Evidence that human cardiac allograft acceptance is associated with a decrease in donor-reactive helper T lymphocytes.

We have reported that acute cardiac allograft rejection is associated with increased numbers of donor-reactive helper T lymphocytes (HTL) in the peripheral blood of patients. Further, increased frequencies of circulating donor-reactive HTL may predict allograft rejection episodes diagnosed by endomyocardial biopsy. The present study evaluates the relationship between donor-reactive HTL and allograft "acceptance" in cardiac transplant recipients bearing long-term allografts (> 1 year). Patients were categorized as either long-term acceptors or persistent rejecters based on the number of rejection episodes and the ability to withdraw steroid therapy. Limiting dilution analysis for IL-2-producing HTL was utilized, with cadaver donor splenocytes as a source of donor alloantigens. Donor-reactive HTL frequencies were determined from peripheral blood samples obtained before transplant, and at 1 month and 1 year after transplant. Individuals who accommodated their allografts and were withdrawn from steroid therapy had reduced numbers of donor-reactive HTL at 1 year after transplant as compared with earlier time points. Further, PBMC obtained from these individuals at 1 year after transplant responded weakly to donor alloantigens in a mixed lymphocyte response (MLR). This relationship between donor-reactive HTL and allograft accommodation was exemplified in a cardiac/liver transplant patient who was diagnosed with progressive multifocal leukoencephalopathy and removed from all immunosuppression. No subsequent rejection episodes were diagnosed. Donor-reactive HTL were not detectable and this individual failed to mount an MLR to donor alloantigens. However, a vigorous donor-reactive response was observed when MLR cultures were supplemented with exogenous IL-2. Therefore, nonresponsiveness to the allograft appeared to be due to a deficit in IL-2 production. In contrast, patients who experienced persistent rejection episodes and required continued steroid therapy maintained large numbers of donor-reactive HTL at 1 year after transplant. PBMC from these individuals responded vigorously to donor alloantigens in an MLR. Hence, monitoring donor-reactive HTL may identify individuals who have accommodated their graft and may tolerate a reduction in immunosuppression.

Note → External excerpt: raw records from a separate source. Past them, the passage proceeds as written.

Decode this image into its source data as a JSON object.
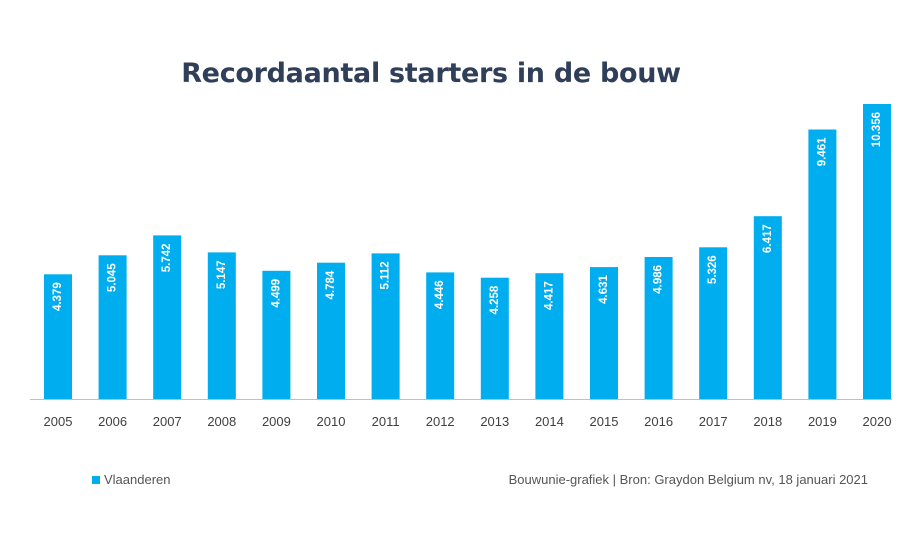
{
  "chart_data": {
    "type": "bar",
    "title": "Recordaantal starters in de bouw",
    "categories": [
      "2005",
      "2006",
      "2007",
      "2008",
      "2009",
      "2010",
      "2011",
      "2012",
      "2013",
      "2014",
      "2015",
      "2016",
      "2017",
      "2018",
      "2019",
      "2020"
    ],
    "series": [
      {
        "name": "Vlaanderen",
        "values": [
          4379,
          5045,
          5742,
          5147,
          4499,
          4784,
          5112,
          4446,
          4258,
          4417,
          4631,
          4986,
          5326,
          6417,
          9461,
          10356
        ],
        "labels": [
          "4.379",
          "5.045",
          "5.742",
          "5.147",
          "4.499",
          "4.784",
          "5.112",
          "4.446",
          "4.258",
          "4.417",
          "4.631",
          "4.986",
          "5.326",
          "6.417",
          "9.461",
          "10.356"
        ]
      }
    ],
    "ylim": [
      0,
      10356
    ],
    "grid": false,
    "legend_position": "bottom-left",
    "colors": {
      "bar": "#00adef",
      "title": "#2f3e59",
      "axis": "#bfbfbf",
      "tick_text": "#404040",
      "data_label": "#ffffff"
    },
    "source": "Bouwunie-grafiek | Bron: Graydon Belgium nv, 18 januari 2021"
  }
}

Increased frequency of alloantigen-reactive helper T lymphocytes is associated with human cardiac allograft rejection.

Endomyocardial biopsy (EMB) is the standard method of monitoring heart transplant recipients for the development of allograft rejection. To date, noninvasive methods to detect cardiac allograft rejection have lacked adequate sensitivity and specificity for wide clinical application. In this study, limiting dilution analysis (LDA) was used to quantitate the number of donor alloantigen-reactive helper T lymphocytes (HTLs) in the peripheral blood of cardiac transplant recipients. Cadaveric donor splenocytes were cryopreserved, providing a source of donor alloantigenic stimulation for these assays. Peripheral blood mononuclear cells were harvested from cardiac transplant recipients before transplantation and at the time of EMB. LDA of donor-reactive HTLs was conducted simultaneously on all time points to minimize experimental variation, and these data were related to EMB scores. Frequencies of donor-reactive HTLs in pretransplant samples were highly variable, ranging from 1/1381 to < 1/200,000, and correlated poorly with the degree of HLA disparity. During episodes of moderate rejection, donor-specific HTL frequencies increased an average of 6 times their post-transplant baseline frequency. Additionally, 10-fold increases in HTL frequencies were seen preceding EMB-diagnosed rejection in several individuals. These data indicate that episodes of allograft rejection are associated with increases in the number of circulating donor-reactive HTL which are frequently detected before the development of histologically defined rejection. Thus, monitoring HTL frequencies may serve as a non-invasive method for detecting and predicting cardiac allograft rejection. Furthermore, this assay may provide a valuable means of assessing the in vivo efficacy of various immunosuppressive therapies.